5- Her gurup yapacağı etkinlik listesini mutlaka valilik, maliye ve emniyete bildirmelidir. İlgili makamlara bildirilmemiş ve gerekli izinleri almamış kişilerin gezilerine izin verilmemelidir.
6- Maliyeyi bu amaçla gerekli denetimleri yapmak, gerekli önlemleri almak için hem bir doğasever olarak hem de Akdeniz Üniversitesinin Rekreasyon Bölüm başkanı olarak göreve çağırıyorum. Her hafta sonu Antalya’nın çıkışlarında yolcu taşıyan otobüsler durdurulmalı ve nereye gittiği sorulmalıdır. Gerekli donanıma ve yeterlilik belgesine sahip olmayan kişilerin ve oluşumların düzenlediği geziler engellenmelidir.

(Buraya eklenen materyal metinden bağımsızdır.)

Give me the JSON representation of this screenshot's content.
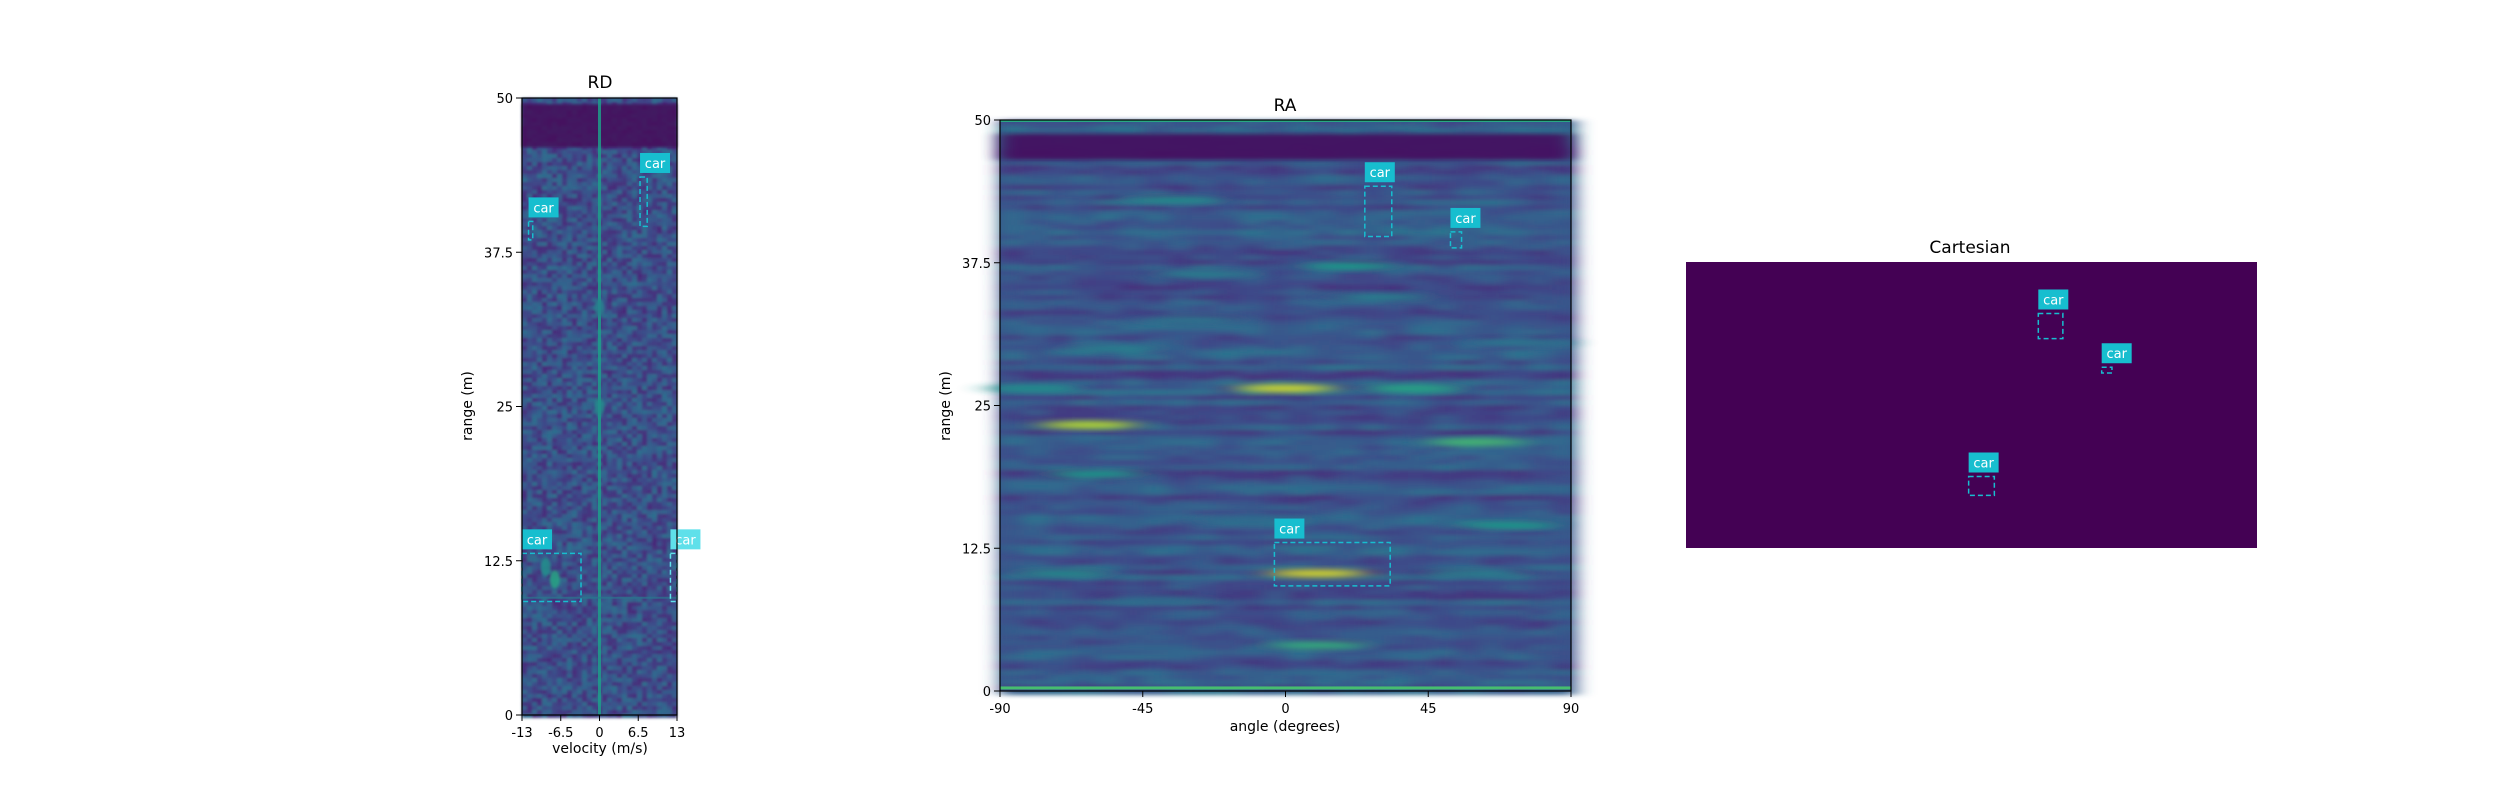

7- Bu amaçla, valiliği, emniyet müdürlüğünü, ormanı, milli parkları, üniversitenin ilgili birim ve bölüm temsilcilerini, doğa sporları kulüpleri ve derneklerini, dağcılık il temsilciliği, sivil savunma ve arama kurtarma derneklerini, konunun diğer tarafları bu tür konuları konuşmak ve ortak bir konsensus sağlamak, uyulması gereken kurallar belirlemek için bir komite kurulmalıdır.
Sahip çıkılmayan her şey başkaları tarafından suistimal edilecektir. Bugün doğaya giden insan sayısı çoğalırken doğayı ve doğaseveri koruyacak kuralların ve kurumlarında oluşturulması gereklidir.
Kurumsallaşmamış hiçbir yapı ayakta kalamayacaktır.